Experiment 1 (Detroit housing): 87% accuracy

Jonathan Jay
jonjay@mail.harvard.edu

Research question

Can we train deep learning models to identify distressed housing using street-level images?

Design

I found physically distressed properties using demolition records from the City of Detroit and non-distressed housing using City of Detroit parcel records. I chose 1600 residential properties that were demolished within one year of being photographed for Google Street View and 1600 “control” residential properties in a typical range of assessed building values (USD 6,300-25,000). I randomly reserved 200 of each category to test the model’s accuracy, and used the rest to train and tune the model.

Input images

Here are some typical demolitions properties:

And some of the normal properties:

The model

The model is a convolutional neural network (“CNN” or “ConvNet”), the same type of algorithm used for recognizing faces in Facebook photos. This one modifies VGG16, a deep learning model originally built to classify a wide range of image types (e.g. dogs, birds, flowers).

Results

Overall the model correctly classified 87% of the images. The steep initial rise in the ROC curve shows that the model is highly accurate in its most-confident estimates: it correctly identifies about 100 of the distressed properties before getting any wrong.

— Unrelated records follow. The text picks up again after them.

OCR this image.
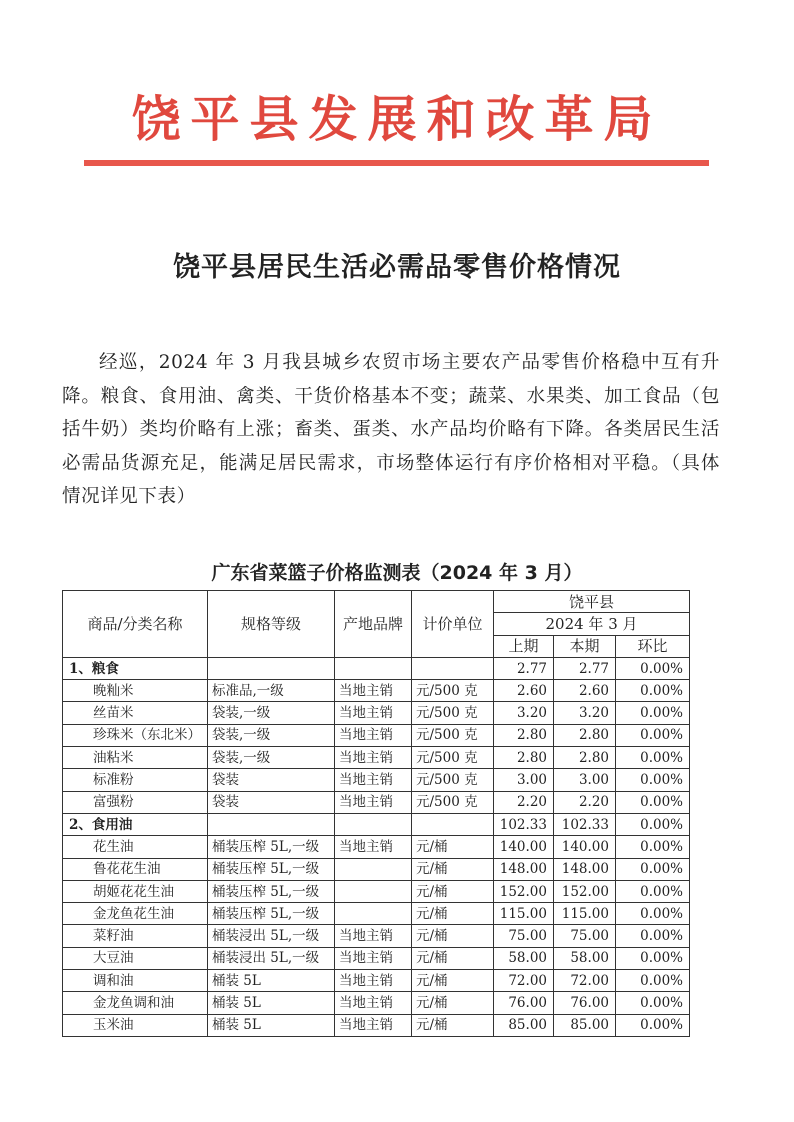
饶平县发展和改革局
饶平县居民生活必需品零售价格情况

经巡，2024 年 3 月我县城乡农贸市场主要农产品零售价格稳中互有升降。粮食、食用油、禽类、干货价格基本不变；蔬菜、水果类、加工食品（包括牛奶）类均价略有上涨；畜类、蛋类、水产品均价略有下降。各类居民生活必需品货源充足，能满足居民需求，市场整体运行有序价格相对平稳。（具体情况详见下表）

广东省菜篮子价格监测表（2024 年 3 月）
商品/分类名称	规格等级	产地品牌	计价单位	饶平县		
				2024 年 3 月		
				上期	本期	环比
1、粮食				2.77	2.77	0.00%
晚籼米	标准品,一级	当地主销	元/500 克	2.60	2.60	0.00%
丝苗米	袋装,一级	当地主销	元/500 克	3.20	3.20	0.00%
珍珠米（东北米）	袋装,一级	当地主销	元/500 克	2.80	2.80	0.00%
油粘米	袋装,一级	当地主销	元/500 克	2.80	2.80	0.00%
标准粉	袋装	当地主销	元/500 克	3.00	3.00	0.00%
富强粉	袋装	当地主销	元/500 克	2.20	2.20	0.00%
2、食用油				102.33	102.33	0.00%
花生油	桶装压榨 5L,一级	当地主销	元/桶	140.00	140.00	0.00%
鲁花花生油	桶装压榨 5L,一级		元/桶	148.00	148.00	0.00%
胡姬花花生油	桶装压榨 5L,一级		元/桶	152.00	152.00	0.00%
金龙鱼花生油	桶装压榨 5L,一级		元/桶	115.00	115.00	0.00%
菜籽油	桶装浸出 5L,一级	当地主销	元/桶	75.00	75.00	0.00%
大豆油	桶装浸出 5L,一级	当地主销	元/桶	58.00	58.00	0.00%
调和油	桶装 5L	当地主销	元/桶	72.00	72.00	0.00%
金龙鱼调和油	桶装 5L	当地主销	元/桶	76.00	76.00	0.00%
玉米油	桶装 5L	当地主销	元/桶	85.00	85.00	0.00%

Here are some of the 349 test images it classified correctly, where a score over 0.5 counts as a “distress” prediction:

And some of the 51 it misclassified:

Comments

This experiment demonstrates that street level images can serve as low-cost property surveys and that ConvNets can learn to detect physical distress. The strategy could provide a quick, low-cost assessment of city buildings and help pinpoint the most unsafe and unhealthy living conditions for city residents.

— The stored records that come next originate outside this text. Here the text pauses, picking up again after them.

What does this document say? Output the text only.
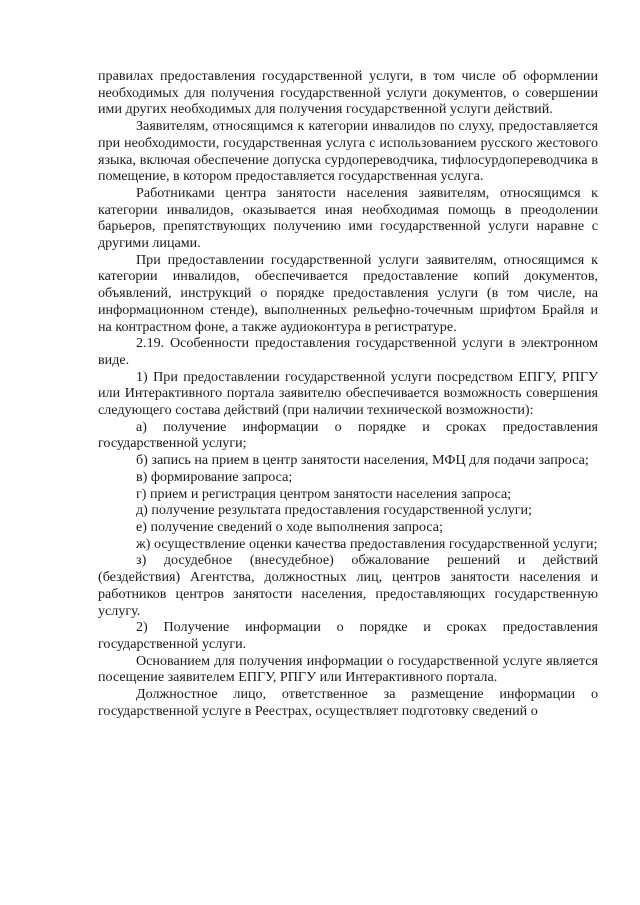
правилах предоставления государственной услуги, в том числе об оформлении необходимых для получения государственной услуги документов, о совершении ими других необходимых для получения государственной услуги действий.

Заявителям, относящимся к категории инвалидов по слуху, предоставляется при необходимости, государственная услуга с использованием русского жестового языка, включая обеспечение допуска сурдопереводчика, тифлосурдопереводчика в помещение, в котором предоставляется государственная услуга.

Работниками центра занятости населения заявителям, относящимся к категории инвалидов, оказывается иная необходимая помощь в преодолении барьеров, препятствующих получению ими государственной услуги наравне с другими лицами.

При предоставлении государственной услуги заявителям, относящимся к категории инвалидов, обеспечивается предоставление копий документов, объявлений, инструкций о порядке предоставления услуги (в том числе, на информационном стенде), выполненных рельефно-точечным шрифтом Брайля и на контрастном фоне, а также аудиоконтура в регистратуре.

2.19. Особенности предоставления государственной услуги в электронном виде.

1) При предоставлении государственной услуги посредством ЕПГУ, РПГУ или Интерактивного портала заявителю обеспечивается возможность совершения следующего состава действий (при наличии технической возможности):

а) получение информации о порядке и сроках предоставления государственной услуги;

б) запись на прием в центр занятости населения, МФЦ для подачи запроса;

в) формирование запроса;

г) прием и регистрация центром занятости населения запроса;

д) получение результата предоставления государственной услуги;

е) получение сведений о ходе выполнения запроса;

ж) осуществление оценки качества предоставления государственной услуги;

з) досудебное (внесудебное) обжалование решений и действий (бездействия) Агентства, должностных лиц, центров занятости населения и работников центров занятости населения, предоставляющих государственную услугу.

2) Получение информации о порядке и сроках предоставления государственной услуги.

Основанием для получения информации о государственной услуге является посещение заявителем ЕПГУ, РПГУ или Интерактивного портала.

Должностное лицо, ответственное за размещение информации о государственной услуге в Реестрах, осуществляет подготовку сведений о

The limitations of this particular experiment highlight the potential for the general approach. This model achieved a useful level of predictive accuracy using a fairly small, imperfect dataset of distressed properties. With a larger dataset training a more complex ConvNet, we would expect even better accuracy.

While some of the model’s mistakes are surprising, it also appears to learn some non-obvious patterns: for example, it seems to predict demolition not only when tree branches are overgrown, but when a tree very close to a house grows too tall. I had noticed this pattern as I looked through the training images, but it might not otherwise have occurred to me as an important clue that a house could be vacant or abandoned.

My ongoing research aims to turn these findings into real-world tools. The next step for distressed housing detection is to train a model using images of distressed and non-distressed properties from places that look different from Detroit. Like humans, ConvNets benefit from a larger, more diverse set of learning opportunities; the right training could produce a model flexible enough to identify distressed housing in any city or region.